The responses served as input for the citizens' jury, which met from 25 March to 14 May 2023. 16,200 randomly selected people have received an invitation for this. In the end, 60 citizens were left to deliberate over three weekends on how political parties should be financed. They received all the information they need to do this from independent experts, exchange views with the political parties to hear their views and be informed about what moves the general public.

Political scientists Bart Maddens (KU Leuven), Jean Faniel (CRISP) and Ingrid van Biezen (Leiden University) provided information to the citizens' jury. Political parties were also be able to have their say.

Discussion in small groups

After the information phase, the citizens' jury participants deliberated among themselves. In smaller working groups, everyone could contribute their perspectives. They discussed what everyone values and formulated a series of recommendations at the end of the deliberations.

As a thank you for their commitment, all jury participants received an honorarium of 325 euros. For citizens who live further than 100 km from Brussels, the costs for hotel accommodation were covered.

Meeting with political actors

The Citizens' Debate was supervised by a Monitoring Committee, with former Prime Minister Herman Van Rompuy (CD&V) as an observer. After the conclusion of the citizens' debate, its organisers organised meetings with key political actors to find out what they think of the citizens' recommendations and what they want to do with them.

On 31 January 2024, the Parliamentary Committee on the Constitution and Institutional Renewal took a position on the Citizens' Assembly's recommendations. During the hearing, it became clear that the governing parties were once again unable to agree on a reform of party funding. The coalition partners were only able to reach an agreement on a few small measures such as the regulation of membership fees and the ban on donations from abroad.

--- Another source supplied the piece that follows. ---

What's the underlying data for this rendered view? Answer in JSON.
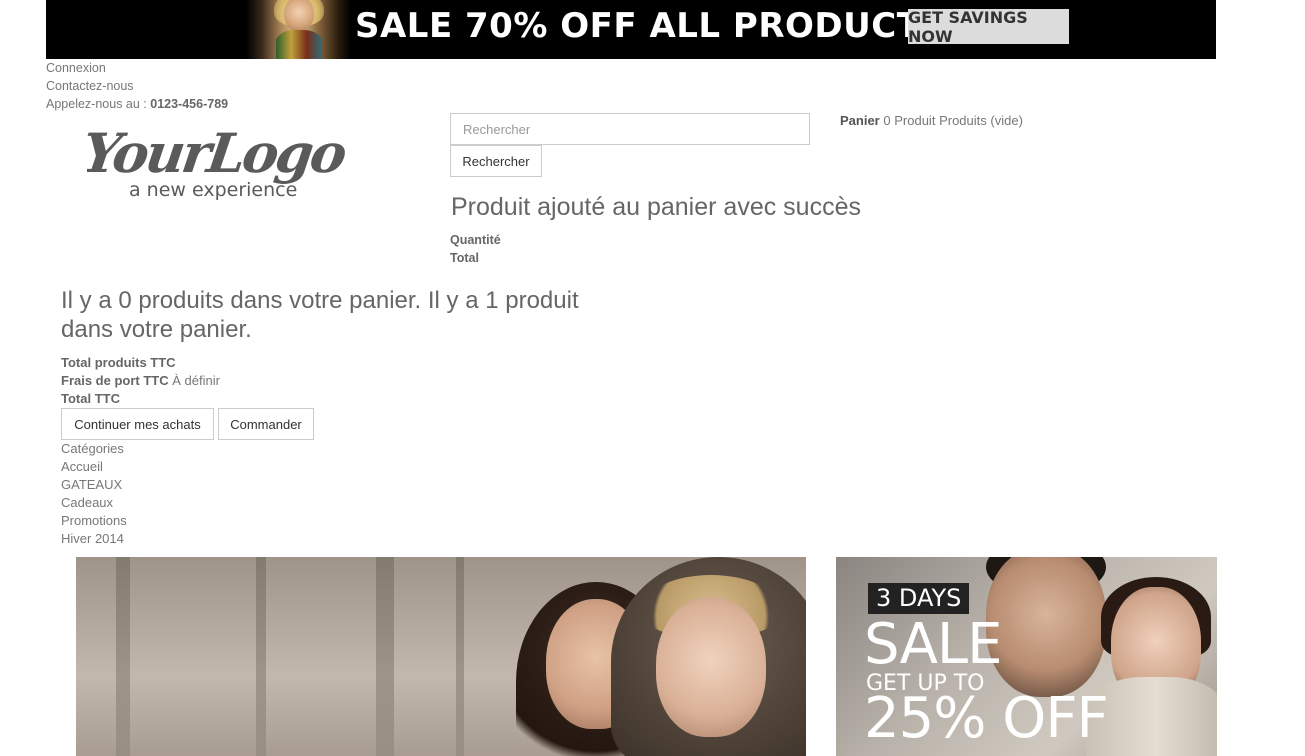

The Citizens' Assembly participants present were disappointed: "Not a single proposal was taken seriously."

"You are missing a great opportunity"

"In the end, nothing is on the table," concluded Ben Eersels from the citizens' platform G1000. "The only thing missing is political courage. People have been talking about it for 20 years - without success. 51 per cent of Belgians no longer have confidence in politics. They are missing a great opportunity to strengthen this trust."

Following this criticism, the parliamentary committee announced on 7 February 2024 that it would make one last attempt to reach an agreement after all. Each political group wanted to indicate whether it agrees or disagrees with each of the 34 "We need to talk" proposals by 22 February 2024.

No concrete process

The committee met on 28 February 2024 to discuss the proposals. But the meeting did not produce any concrete progress. The parties were unable to reach agreement despite the fact that majorities were possible for 25 out of 34 recommendations. The governing coalition could agree on 13 of the recommendations. Audrey Broxson, one of the participants in the citizens' panel said: "So, if I understand correctly, everyone agrees on 13 of the 34 recommendations. But what are they waiting for to implement them?"

What "We Need To Talk" has achieved is for all the parties to take a position on each of the recommendations, indicating whether they are for, against or in favour with modifications. The parties were also given the opportunity to justify their position. An unusual exercise in transparency.

The Constitutional Committee's work on the Citizens' Assembly recommendations was due to continue on 13 March 2024. However, it was not discussed because not enough MPs were present. The initiators of the Citizens' Assembly now hope that Parliament will take up the citizens' proposals again after the parliamentary elections on 9 June 2024.